The African hair braiding market is consistently thriving amidst stiff state laws compelling sector actors to spend thousands of dollars and hours on beauty schools to obtain cosmetology license. Unlike Delaware, Maryland, Maine—among 25 other states—that allow African natural hair braiders to practice unlicensed braiding, Pennsylvania and New York require them to obtain a specialty license to work. Also, an October 2018 New Jersey bill requires braiders to register with the state, complete 40 to 50 hours of training and pay a fee that is yet to be determined by the state’s newly-established Hair Braiding Establishment Advisory Committee.
Amidst the ongoing politics, however, this industry has never ceased to boom. There are newcomers sprouting at nearly every street corner in all of America’s 50 states. In fact, it is impossible to turn a corner of Philadelphia’s Woodland Avenue, in Pennsylvania, or Newark’s Irvin Turner Boulevard, in New Jersey, without bumping into clustered, screamingly colorful braiding shops. The thing is: braiding is a handicraft that nearly every contemporary African woman has learned as a girl and remains the sole source of livelihood for many in Africa and the diaspora.

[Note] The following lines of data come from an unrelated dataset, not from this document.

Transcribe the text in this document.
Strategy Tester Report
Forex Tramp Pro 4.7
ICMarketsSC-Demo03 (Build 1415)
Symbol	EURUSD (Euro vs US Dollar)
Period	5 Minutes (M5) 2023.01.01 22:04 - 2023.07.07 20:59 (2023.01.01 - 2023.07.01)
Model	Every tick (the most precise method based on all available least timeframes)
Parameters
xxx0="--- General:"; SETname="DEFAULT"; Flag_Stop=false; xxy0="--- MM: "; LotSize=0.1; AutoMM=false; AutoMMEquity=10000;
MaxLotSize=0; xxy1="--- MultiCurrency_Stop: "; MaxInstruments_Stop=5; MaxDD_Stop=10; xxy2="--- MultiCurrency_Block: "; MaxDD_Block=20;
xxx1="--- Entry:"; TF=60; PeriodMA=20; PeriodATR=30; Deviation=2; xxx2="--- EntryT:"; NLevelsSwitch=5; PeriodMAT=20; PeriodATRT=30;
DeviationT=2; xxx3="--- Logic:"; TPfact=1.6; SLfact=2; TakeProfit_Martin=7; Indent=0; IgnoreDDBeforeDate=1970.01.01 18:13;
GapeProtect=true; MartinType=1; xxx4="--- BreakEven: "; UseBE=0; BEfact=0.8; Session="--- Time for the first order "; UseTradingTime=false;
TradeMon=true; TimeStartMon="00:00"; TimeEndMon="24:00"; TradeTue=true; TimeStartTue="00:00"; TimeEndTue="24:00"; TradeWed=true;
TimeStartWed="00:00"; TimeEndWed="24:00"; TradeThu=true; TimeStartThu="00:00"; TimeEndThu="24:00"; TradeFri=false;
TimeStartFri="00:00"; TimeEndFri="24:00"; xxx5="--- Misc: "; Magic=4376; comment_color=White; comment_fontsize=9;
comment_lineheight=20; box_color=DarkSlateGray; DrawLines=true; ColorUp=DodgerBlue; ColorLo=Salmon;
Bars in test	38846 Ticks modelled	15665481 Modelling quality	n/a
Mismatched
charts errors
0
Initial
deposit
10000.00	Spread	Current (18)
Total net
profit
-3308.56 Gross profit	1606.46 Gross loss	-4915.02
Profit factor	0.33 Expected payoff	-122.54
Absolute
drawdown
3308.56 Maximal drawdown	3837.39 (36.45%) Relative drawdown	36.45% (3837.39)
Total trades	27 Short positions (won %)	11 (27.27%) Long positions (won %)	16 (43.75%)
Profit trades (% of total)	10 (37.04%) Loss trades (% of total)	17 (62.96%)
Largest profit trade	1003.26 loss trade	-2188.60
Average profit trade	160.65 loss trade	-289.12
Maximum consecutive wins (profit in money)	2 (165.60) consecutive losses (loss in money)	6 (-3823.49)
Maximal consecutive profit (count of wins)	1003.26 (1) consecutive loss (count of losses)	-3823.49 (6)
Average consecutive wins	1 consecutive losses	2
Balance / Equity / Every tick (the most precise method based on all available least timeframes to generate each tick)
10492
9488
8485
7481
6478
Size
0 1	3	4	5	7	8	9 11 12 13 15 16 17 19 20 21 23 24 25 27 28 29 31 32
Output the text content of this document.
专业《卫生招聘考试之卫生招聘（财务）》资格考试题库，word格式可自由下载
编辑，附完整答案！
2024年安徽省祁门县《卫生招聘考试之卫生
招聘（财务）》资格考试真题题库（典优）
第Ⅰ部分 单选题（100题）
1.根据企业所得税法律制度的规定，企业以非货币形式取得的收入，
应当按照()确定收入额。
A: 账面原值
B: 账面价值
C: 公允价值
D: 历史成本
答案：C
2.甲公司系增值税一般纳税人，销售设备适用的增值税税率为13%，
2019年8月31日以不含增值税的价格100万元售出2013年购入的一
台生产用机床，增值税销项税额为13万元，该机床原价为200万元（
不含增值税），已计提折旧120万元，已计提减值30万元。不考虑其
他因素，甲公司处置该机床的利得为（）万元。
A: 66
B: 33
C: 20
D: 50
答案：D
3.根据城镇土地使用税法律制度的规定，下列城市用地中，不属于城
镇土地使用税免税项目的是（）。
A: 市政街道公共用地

“Lots of people are braiding their hair…. just as they did in the early and mid 1990s when the box braids hairstyle made its grand entrance into the world of braiding. Approximately 80% of Newark’s black community does braids. Even Hispanic women are experimenting the beauty of braids,” Aissatou Kabba, founder and CEO of Sira African Hair Braiding, told Mousso d’Afrika in an exclusive interview.
Well, with this growth comes fierce competition for consumers’ attention and affection.
“There are too many braiding shops with some offering services at really cheaper prices. In fact, most of the newcomers are price spoilers and they don’t do a good job,” according to Aissatou.
Of course, the trade-off is usually low or reduced service quality in exchange for quantity. As the battle for market share intensifies, most braiding brands have shifted their business model to low-cost strategy to gain and retain customers. Sadly, with these low prices come cheap products or services. For instance, cheaply braided box braids will have a customer returning for repair services in a day or two because those haphazard braids don’t last. And guess what? Each repair service costs the customer additional money + time.
But why settle for such a hassle when there are better options to choose from? Remember, cheap is not always cheap. Cheap can be crazy expensive sometimes.
Premium Quality at Premium Prices
Fortunately, unlike the cost leaders, there are other braiding brands that are differentiating themselves through the provision of impeccable products and services. These braiding shops are committed to offering premium quality braiding services at premium prices—something customers are willing and eager to pay for. One such braiding establishments is the Newark-based Sira African Hair Braiding, owned and operated by Aissatou Kabba.
This natural hair braiding shop understands that customer will pay premium prices to receive unfiltered satisfaction in return—quality. Its goal has always been the need to deliver highest quality mix of products and services to the delight of its customers. This has earned Sira Hair an unimpeachable reputation.
The shop is focused on elevating consumers’ braiding experience through the provision of specialty braiding services, such as feed-in braids with top quality Xpression and Ponytail Curls. It also specializes in beaded fulani braids—their signature hairstyle. Also, unlike other shops, at Sira Hair, you don’t have to worry about commuting across town to buy your extensions. Extensions of all textures, as well as beads of all types and colors are provided in-store. This strategy aims to keep customers returning for the same experience.
Established in 2007, Sira Hair specializes in braids of all types: cornrows, box braids, Malley twist, Senegalese twist, kinky twist, micro braids, long lemonda braids, double cornrows, ombre box braids, among many other natural hair braiding styles. The shop serves a mixed clientele, including adults and children.
“I started braiding hair back in Africa. Upon my arrival in the United States, I found solace in braiding for a living. I first learned to master my craft and began providing solid braiding services. For me, customer satisfaction is critical. So, I have always focused on enhancing my customers’ experience, starting with the provision of top-quality hair extensions,” Aissatou explained.
For eleven unbroken years, Sira African Hair Braiding has remained committed to strengthening the effectiveness of its brand, thereby making it the ultimate, effortless choice for consumers in search of braiding services. The shop competes on the merits of its services, allowing these services to do the legwork of fostering brand loyalty. This raises the bar higher than ever on the need to offer greater value for enhanced customer experience.